As a Fire Wife and Firefighter I’ve often asked myself what do we give back to our community? After all, we hold breakfasts during the first three months of the year and ask for donations from attendees, we hold a calendar drive every fall, and ask for donations, we show up on your tax bill, etc. It seems like we take a lot from our community.
So the question becomes: What do we give? So I really got thinking about this. And I have come to the conclusion we give our souls, our hearts, our family’s so that our community has heroes. These heroes don’t wear capes, they don’t have super human powers, they don’t drive Batmobiles. These heroes drive beat up pick-up trucks, cars and when they respond to our community’s needs, they come in big red trucks with flashing lights and sirens. Ask anyone of these heroes and they’ll deny the title. They are just average men and women giving back to their communities.

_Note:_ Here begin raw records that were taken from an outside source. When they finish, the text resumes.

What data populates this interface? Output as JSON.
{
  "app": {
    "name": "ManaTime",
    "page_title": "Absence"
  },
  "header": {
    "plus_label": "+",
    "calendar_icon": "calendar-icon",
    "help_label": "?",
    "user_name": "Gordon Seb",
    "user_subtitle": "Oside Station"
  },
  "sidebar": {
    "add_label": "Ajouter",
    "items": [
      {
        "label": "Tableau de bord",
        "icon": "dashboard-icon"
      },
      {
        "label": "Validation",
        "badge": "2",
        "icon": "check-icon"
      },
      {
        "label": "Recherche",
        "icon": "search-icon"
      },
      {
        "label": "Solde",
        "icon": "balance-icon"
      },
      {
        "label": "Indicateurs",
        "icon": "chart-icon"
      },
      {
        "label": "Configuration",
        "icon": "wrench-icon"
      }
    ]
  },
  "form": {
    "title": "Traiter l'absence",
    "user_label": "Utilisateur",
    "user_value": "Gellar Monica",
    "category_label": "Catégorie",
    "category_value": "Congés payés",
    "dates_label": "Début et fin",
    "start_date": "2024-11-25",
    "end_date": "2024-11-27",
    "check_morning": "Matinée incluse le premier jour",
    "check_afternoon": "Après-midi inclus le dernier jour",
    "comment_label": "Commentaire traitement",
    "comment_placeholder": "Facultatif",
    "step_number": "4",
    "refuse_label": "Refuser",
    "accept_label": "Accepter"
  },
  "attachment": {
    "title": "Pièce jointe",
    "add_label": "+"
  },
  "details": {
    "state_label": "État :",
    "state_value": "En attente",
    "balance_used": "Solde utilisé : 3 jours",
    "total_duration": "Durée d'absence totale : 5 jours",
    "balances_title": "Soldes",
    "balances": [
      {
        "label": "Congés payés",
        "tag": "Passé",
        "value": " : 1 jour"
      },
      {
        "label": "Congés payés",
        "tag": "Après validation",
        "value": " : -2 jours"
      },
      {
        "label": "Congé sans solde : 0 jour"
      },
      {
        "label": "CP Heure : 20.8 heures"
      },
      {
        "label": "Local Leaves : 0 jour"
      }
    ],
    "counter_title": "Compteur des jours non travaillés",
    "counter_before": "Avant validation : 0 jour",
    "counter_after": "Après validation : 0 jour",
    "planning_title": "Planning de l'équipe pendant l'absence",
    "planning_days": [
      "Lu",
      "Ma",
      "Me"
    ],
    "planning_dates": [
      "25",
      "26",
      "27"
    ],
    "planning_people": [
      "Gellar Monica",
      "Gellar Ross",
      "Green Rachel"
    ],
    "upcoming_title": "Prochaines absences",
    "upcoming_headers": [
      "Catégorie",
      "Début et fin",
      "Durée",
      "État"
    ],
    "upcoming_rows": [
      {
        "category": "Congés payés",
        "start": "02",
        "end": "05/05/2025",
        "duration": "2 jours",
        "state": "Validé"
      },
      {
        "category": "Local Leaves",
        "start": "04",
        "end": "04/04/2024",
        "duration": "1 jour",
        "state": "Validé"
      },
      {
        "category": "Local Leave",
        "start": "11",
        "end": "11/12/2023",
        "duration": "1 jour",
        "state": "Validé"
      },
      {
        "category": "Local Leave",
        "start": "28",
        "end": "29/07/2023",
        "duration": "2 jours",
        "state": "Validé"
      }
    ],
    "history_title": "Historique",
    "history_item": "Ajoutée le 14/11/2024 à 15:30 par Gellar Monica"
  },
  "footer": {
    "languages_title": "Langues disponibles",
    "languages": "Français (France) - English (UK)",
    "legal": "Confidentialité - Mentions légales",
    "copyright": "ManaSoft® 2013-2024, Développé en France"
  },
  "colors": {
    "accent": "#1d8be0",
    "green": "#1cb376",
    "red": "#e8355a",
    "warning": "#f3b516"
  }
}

These needs are many, some aren’t true emergencies but each one is treated the same. It is treated with the professionalism of the Brotherhood. The Brotherhood that for hundreds of years, from St. Florian through to our heroes in bunkers and SCBA’s, has been giving their lives to fulfill a calling most run from.
And yet we continue to give. From the cat in the tree (yes, that really happens, and yes the big red trucks respond), to the school bus stuck across the road (yes, that really happened just this morning) we are there. We are there 24 hours a day, seven days a week. Giving of ourselves, our time away from our children, our spouses, our families. We miss plays with our kids, birthday parties, holiday dinners. Why? Because we were called to give.
We were called to give peace to a family that lost someone in a flooded stream. We were called to give our time, while our own homes suffered during Hurricane Irene. We fought 2 structure fires that weekend. Not to mention the countless man hours spent manning the station and the phones as we created a call list to respond to.
We are called at 2:00 am by a passerby who sees a vehicle off the road. We give hours of our time at the scene while we need to be in training at 8am that same morning. We are called to extricate someone from their vehicle using the equipment on those big red trucks, while our “capes” protect our bodies.
Maybe some don’t think that is enough giving. Those are minor right? Those minor things add up. Our department gives the following on an average year (these are MINIMUM hours):
Total Volunteer Man Hours (meetings, drills and calls ONLY): 2,300 hours
Average # of Volunteer Man Hours per Active Member (meetings, drills and calls ONLY): 110
# of hours it takes to be granted those “capes” and carry that hose line into a burning home: 168
These hours do not include the numerous training hours we complete each year to be on top of our game. The best we can be. These hours only show what we give, on a volunteer basis, to keep our community safe, to protect property and lives.
So…., they’re only hours. Right? They are hours spent away from our children. Those children who look at us with tears in our eyes and ask: Does Daddy really have to leave for that car accident? Yes, he does. Someone needs him. But Mommy, what about the play we are going to see with our friends? How will we get there? Please Mommy? Does he really have to go? Can’t he skip just this one call? Those are the hours that we give. We give hours of our children’s lives because others need us. We give hours of our families lives because other’s need us. We give hours of our own lives to train, to be the best we can possibly be so that when our community needs us we can do our job with professionalism.
That’s a Firefighters perspective. What about a Fire Wife’s perspective? My husband took Firefighter I when our twins were 6 months old. I was single mother of 2 while he trained, studied and attended class. A single mother of 2 little bodies that could do nothing for themselves. I was the wife who gave hours of her night when her husband couldn’t sleep because of the visions in his head of that one bad run, that to this day, still lingers in our home. I was the wife that fought each step of his trip up that ladder to those white helmets because I knew the hours it would take him away from us. The hours he would spend at the station because he now wore a white hat and all of the responsibility that came along with it. I’m the wife that takes our kids to functions because those tones went off, just as we were about to walk out the door to go to a birthday party. I’m that wife that needs to explain to the parents of the other child why we have to leave the party in a rush, because, again, those tones have no sense of timing. Emergencies occur when they need to, not when it is convenient for us.